Nitrate modulates SL-related gene expression. Expression patterns of strigolactone biosynthesis, signaling and transport genes in maize root zones (M, meristem; TZ, transition zone; EZ, elongation zone; MZ, mature zone) expressed in response to the short term nitrate provision. Relative mRNA levels were normalized for individual genes relative to MEP (Manoli et al., 2012). Quantitative real-time PCR was performed in triplicate (three biological replicates) and mean values are shown as ratio (+NO₃^-/-NO₃^-).

FIGURE 8

Nitric oxide affects SL-related gene expression. Expression patterns of strigolactone biosynthesis, signaling and transport genes in maize root TZ expressed in response to the short term nitrate provision (+N), and to nitrate in combination to cPTIO (+N/+cPTIO) (A). Expression patterns of strigolactone biosynthesis and transport genes in maize root TZ expressed in response to the short term nitrate provision (+N), and to nitrate starvation in combination to SNP (-N/+SNP) (B). For each gene, the expression level in the control plants (-N) was equal to 1 (red lines).

FIGURE 9

Strigolactones and nitrate modulate Zea mays L. PR growth.
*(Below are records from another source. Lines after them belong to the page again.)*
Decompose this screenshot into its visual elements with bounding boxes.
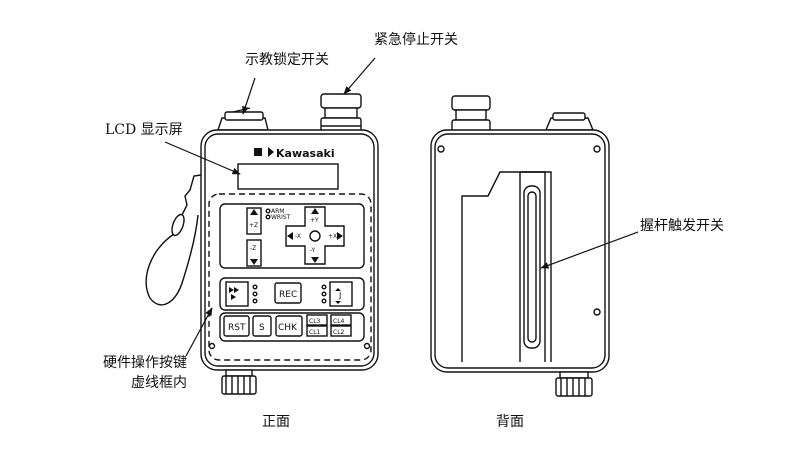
hardware-keys-label-line2: 虚线框内 (131, 375, 187, 391)
back-teach-lock (544, 112, 595, 131)
back-emergency-stop (451, 95, 491, 135)
hardware-key-area (208, 193, 372, 361)
cl2-label: CL2 (333, 329, 345, 336)
key-arrows (229, 208, 343, 304)
front-caption: 正面 (262, 414, 290, 430)
callout-arrows (164, 57, 639, 357)
hardware-keys-label-line1: 硬件操作按键 (103, 355, 187, 371)
lcd-label: LCD 显示屏 (105, 122, 183, 138)
back-bottom-connector (555, 371, 593, 397)
mode-wrist-label: WRIST (271, 214, 291, 221)
cl3-label: CL3 (309, 318, 321, 325)
j-label: J (338, 291, 341, 300)
s-key-label: S (259, 323, 265, 333)
hand-strap (145, 174, 202, 306)
lcd-screen (237, 163, 339, 190)
front-view (145, 93, 379, 395)
teach-lock-arrow (242, 77, 256, 115)
z-minus-label: -Z (250, 245, 256, 252)
back-view (430, 95, 610, 397)
emergency-stop-knob (320, 93, 362, 135)
x-minus-label: -X (295, 233, 301, 240)
rec-key-label: REC (279, 290, 297, 300)
key-labels: ARM WRIST +Z -Z +Y -Y -X +X J CL3 CL1 CL… (249, 208, 345, 336)
chk-key-label: CHK (278, 323, 298, 333)
main-key-labels: REC RST S CHK (228, 290, 298, 333)
back-caption: 背面 (496, 414, 524, 430)
grip-trigger-bar (523, 185, 541, 349)
y-minus-label: -Y (310, 247, 315, 254)
emergency-stop-label: 紧急停止开关 (374, 32, 458, 48)
y-plus-label: +Y (310, 217, 319, 224)
rst-key-label: RST (228, 323, 246, 333)
teach-lock-label: 示教锁定开关 (245, 52, 329, 68)
lcd-arrow (164, 141, 241, 175)
hardware-keys-arrow (185, 307, 213, 357)
bottom-connector (221, 369, 257, 395)
cl4-label: CL4 (333, 318, 345, 325)
emergency-stop-arrow (343, 57, 376, 95)
brand-text: Kawasaki (276, 147, 335, 160)
grip-trigger-label: 握杆触发开关 (640, 218, 724, 234)
x-plus-label: +X (328, 233, 337, 240)
z-plus-label: +Z (249, 222, 258, 229)
teach-lock-switch (217, 107, 269, 131)
grip-trigger-arrow (540, 231, 639, 269)
brand-logo: Kawasaki (254, 147, 335, 160)
cl1-label: CL1 (309, 329, 321, 336)
mode-arm-label: ARM (271, 208, 284, 215)
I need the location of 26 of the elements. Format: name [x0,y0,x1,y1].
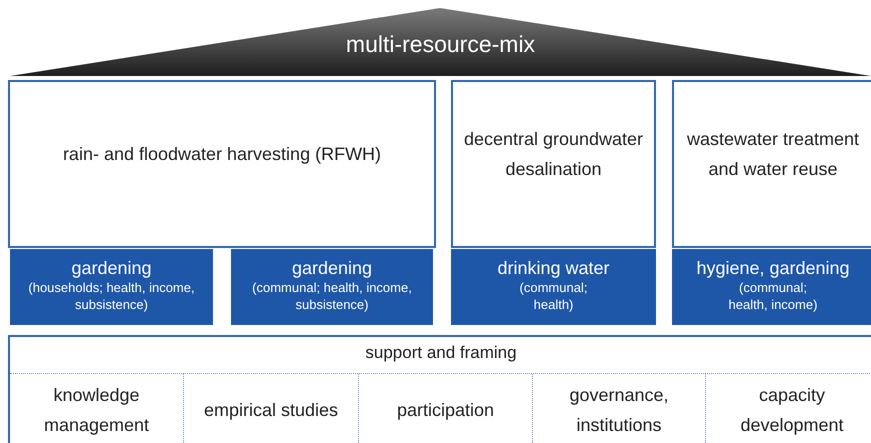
resource-label: wastewater treatment and water reuse [686,128,860,181]
resource-box [8,80,436,248]
outcome-details: (communal; health, income) [728,279,818,313]
support-frame [8,335,871,443]
outcome-box [672,249,871,325]
outcome-box [231,249,433,325]
outcome-heading: gardening [292,257,372,279]
cell-label: capacity development [739,384,845,437]
outcome-details: (households; health, income, subsistence) [27,279,196,313]
outcome-heading: hygiene, gardening [696,257,850,279]
frame-heading: support and framing [364,343,518,363]
cell-label: knowledge management [42,384,150,437]
resource-box [451,80,656,248]
cell-label: empirical studies [204,398,338,422]
outcome-box [451,249,656,325]
outcome-box [10,249,213,325]
outcome-details: (communal; health, income, subsistence) [251,279,413,313]
resource-label: rain- and floodwater harvesting (RFWH) [62,143,382,166]
outcome-heading: gardening [71,257,152,279]
cell-label: participation [396,398,494,422]
outcome-details: (communal; health) [518,279,588,313]
outcome-heading: drinking water [497,257,610,279]
cell-label: governance, institutions [568,384,670,436]
resource-box [672,80,871,248]
resource-label: decentral groundwater desalination [463,128,644,181]
roof-label: multi-resource-mix [346,31,536,58]
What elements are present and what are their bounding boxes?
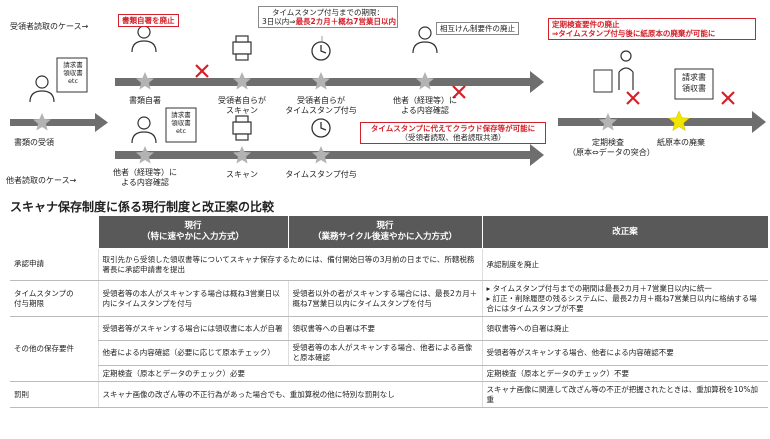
table-header-blank [10,215,98,249]
cell-penalty-proposal: スキャナ画像に関連して改ざん等の不正が把握されたときは、重加算税を10%加重 [481,381,768,408]
track-left [10,113,108,132]
track-upper [115,71,544,93]
timestamp-proposal-1: タイムスタンプ付与までの期間は最長2カ月＋7営業日以内に統一 [492,283,712,293]
callout-mutual: 相互けん制要件の廃止 [436,22,519,35]
confirm-lower-label: 他者（経理等）に よる内容確認 [113,168,177,187]
track-lower [115,144,544,166]
periodic-label: 定期検査 （原本⇔データの突合） [568,138,655,157]
section-heading: スキャナ保存制度に係る現行制度と改正案の比較 [10,200,275,214]
callout-cloud: タイムスタンプに代えてクラウド保存等が可能に （受領者読取、他者読取共通） [360,122,546,144]
star-confirm-lower [136,146,154,164]
doc-text-1: 請求書 領収書 etc [63,61,83,85]
list-item: ▸ 訂正・削除履歴の残るシステムに、最長2カ月＋概ね7営業日以内に格納する場合に… [486,293,757,313]
cell-other-a2: 領収書等への自署は不要 [287,316,482,341]
list-item: ▸ タイムスタンプ付与までの期間は最長2カ月＋7営業日以内に統一 [486,283,712,293]
lane-other-label: 他者読取のケース→ [6,176,77,185]
star-sign [136,72,154,90]
discard-label: 紙原本の廃棄 [657,138,705,147]
row-label-timestamp: タイムスタンプの 付与期限 [10,280,98,317]
star-timestamp [312,146,330,164]
cell-other-b3: 受領者等がスキャンする場合、他者による内容確認不要 [481,340,768,366]
cell-approval-current: 取引先から受領した領収書等についてスキャナ保存するためには、備付開始日等の3月前… [97,248,482,281]
cell-other-a1: 受領者等がスキャンする場合には領収書に本人が自署 [97,316,288,341]
doc-text-3: 請求書 領収書 [682,73,706,93]
row-label-other: その他の保存要件 [10,316,98,382]
cell-timestamp-cycle: 受領者以外の者がスキャンする場合には、最長2カ月＋概ね7営業日以内にタイムスタン… [287,280,482,317]
cell-penalty-current: スキャナ画像の改ざん等の不正行為があった場合でも、重加算税の他に特別な罰則なし [97,381,482,408]
star-confirm-other [416,72,434,90]
cell-timestamp-proposal: ▸ タイムスタンプ付与までの期間は最長2カ月＋7営業日以内に統一 ▸ 訂正・削除… [481,280,768,317]
track-right [558,111,766,133]
cell-other-a3: 領収書等への自署は廃止 [481,316,768,341]
cell-timestamp-fast: 受領者等の本人がスキャンする場合は概ね3営業日以内にタイムスタンプを付与 [97,280,288,317]
star-receive [33,113,51,131]
callout-periodic-line1: 定期検査要件の廃止 [552,20,620,29]
star-discard [668,110,690,131]
callout-cloud-line2: （受領者読取、他者読取共通） [400,133,506,142]
callout-cloud-line1: タイムスタンプに代えてクラウド保存等が可能に [370,124,536,133]
table-row: タイムスタンプの 付与期限 受領者等の本人がスキャンする場合は概ね3営業日以内に… [10,280,768,317]
scan-label: スキャン [226,170,258,179]
table-header-proposal: 改正案 [481,215,769,249]
star-scan-self [233,72,251,90]
callout-deadline: タイムスタンプ付与までの期限： 3日以内⇒最長2カ月＋概ね7営業日以内 [258,6,398,28]
timestamp-label: タイムスタンプ付与 [285,170,357,179]
callout-abolish-sign: 書類自署を廃止 [118,14,179,27]
table-row: 罰則 スキャナ画像の改ざん等の不正行為があった場合でも、重加算税の他に特別な罰則… [10,381,768,408]
callout-deadline-line2a: 3日以内⇒ [262,17,296,26]
table-row: 他者による内容確認（必要に応じて原本チェック） 受領者等の本人がスキャンする場合… [10,340,768,366]
cell-other-d3: 定期検査（原本とデータのチェック）不要 [481,365,768,382]
cell-other-b2: 受領者等の本人がスキャンする場合、他者による画像と原本確認 [287,340,482,366]
sign-label: 書類自署 [129,96,161,105]
table-header-current-fast: 現行 （特に速やかに入力方式） [97,215,289,249]
timestamp-self-label: 受領者自らが タイムスタンプ付与 [285,96,357,115]
document-icon [56,57,714,143]
star-timestamp-self [312,72,330,90]
table-header-current-cycle: 現行 （業務サイクル後速やかに入力方式） [287,215,483,249]
receive-label: 書類の受領 [14,138,54,147]
inspector-icon [618,50,634,90]
comparison-table: 現行 （特に速やかに入力方式） 現行 （業務サイクル後速やかに入力方式） 改正案… [10,215,769,408]
table-row: その他の保存要件 受領者等がスキャンする場合には領収書に本人が自署 領収書等への… [10,316,768,382]
star-scan [233,146,251,164]
doc-text-2: 請求書 領収書 etc [171,111,191,135]
table-row: 定期検査（原本とデータのチェック）必要 定期検査（原本とデータのチェック）不要 [10,365,768,382]
callout-periodic: 定期検査要件の廃止 ⇒タイムスタンプ付与後に紙原本の廃棄が可能に [548,18,756,40]
callout-deadline-line2b: 最長2カ月＋概ね7営業日以内 [295,17,396,26]
timestamp-proposal-2: 訂正・削除履歴の残るシステムに、最長2カ月＋概ね7営業日以内に格納する場合にはタ… [486,293,757,313]
cell-other-d1: 定期検査（原本とデータのチェック）必要 [97,365,482,382]
table-header-row: 現行 （特に速やかに入力方式） 現行 （業務サイクル後速やかに入力方式） 改正案 [10,215,769,249]
callout-periodic-line2: ⇒タイムスタンプ付与後に紙原本の廃棄が可能に [552,29,716,38]
confirm-other-label: 他者（経理等）に よる内容確認 [393,96,457,115]
row-label-penalty: 罰則 [10,381,98,408]
clock-icon [311,41,331,138]
cell-approval-proposal: 承認制度を廃止 [481,248,768,281]
table-row: 承認申請 取引先から受領した領収書等についてスキャナ保存するためには、備付開始日… [10,248,768,281]
star-periodic [599,113,617,131]
scanner-icon [232,35,252,141]
lane-receiver-label: 受領者読取のケース→ [10,22,89,31]
scan-self-label: 受領者自らが スキャン [218,96,266,115]
cross-icon [195,64,735,105]
cell-other-b1: 他者による内容確認（必要に応じて原本チェック） [97,340,288,366]
callout-deadline-line1: タイムスタンプ付与までの期限： [271,8,385,17]
row-label-approval: 承認申請 [10,248,98,281]
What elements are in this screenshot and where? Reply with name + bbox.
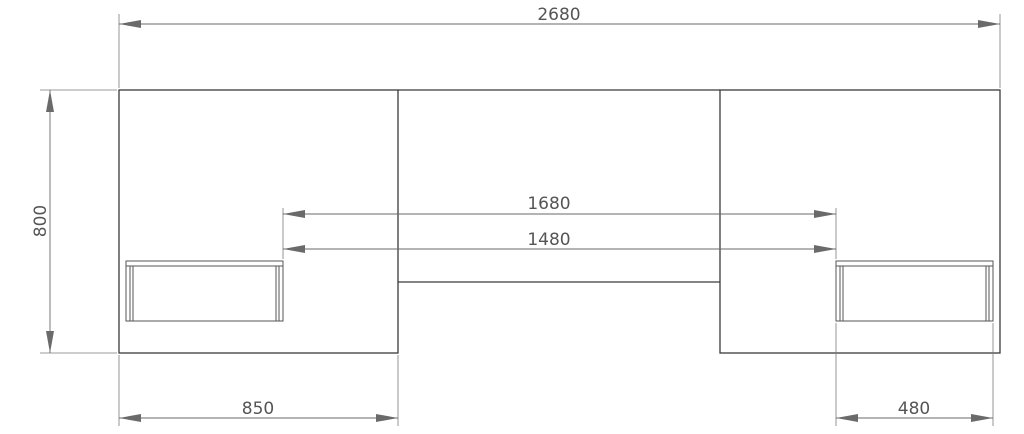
right-drawer-width-label: 480 [898, 399, 930, 419]
arrow-up [46, 90, 54, 112]
arrow-left [836, 414, 858, 422]
arrow-right [814, 210, 836, 218]
arrow-right [978, 20, 1000, 28]
arrow-right [971, 414, 993, 422]
arrow-right [376, 414, 398, 422]
dimension-inner-span-inner: 1480 [283, 230, 836, 253]
desk-outline [118, 89, 1001, 354]
arrow-left [283, 210, 305, 218]
inner-span-inner-label: 1480 [527, 230, 570, 250]
overall-width-label: 2680 [537, 5, 580, 25]
arrow-left [283, 245, 305, 253]
height-label: 800 [31, 205, 51, 237]
left-unit-width-label: 850 [242, 399, 274, 419]
dimension-height: 800 [31, 89, 117, 354]
inner-span-outer-label: 1680 [527, 194, 570, 214]
dimension-inner-span-outer: 1680 [282, 194, 837, 259]
dimension-overall-width: 2680 [118, 5, 1001, 88]
center-top-panel [398, 89, 720, 283]
dimension-left-unit-width: 850 [118, 355, 399, 426]
arrow-left [119, 20, 141, 28]
left-pedestal [118, 89, 399, 354]
arrow-right [814, 245, 836, 253]
arrow-left [119, 414, 141, 422]
dimension-right-drawer-width: 480 [835, 323, 994, 426]
left-drawer [125, 260, 284, 322]
right-pedestal [719, 89, 1001, 354]
arrow-down [46, 331, 54, 353]
right-drawer [835, 260, 994, 322]
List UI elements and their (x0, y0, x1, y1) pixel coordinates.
Two days maize seedlings were grown for 24 h in -NO₃^- solution and then transferred to +NO₃^- (gray bar), – NO₃^- (white bar) or – NO₃^- in combination to TIS108 (black bar). PR length was collected at T₀ and after 2 h of nitrate depletion/provision. The time course of Δ length respect to the T₀ was calculated. Data are means ± SE of three biological replicates. Asterisk indicates significant differences between the treatments, P < 0.01, based on ANOVA.

FIGURE 10

Hypothetical model of how nitrate signaling might control PR growth, through triggering TZ enlargement. 2 h nitrate provision would produce a NO boost which inhibits SL biosynthesis, leading to an auxin (IAA) and PIN1 re-distribution and to a reduction of cell division in favor of cell growth, also affecting xyloglucans deposition and cytoskeleton.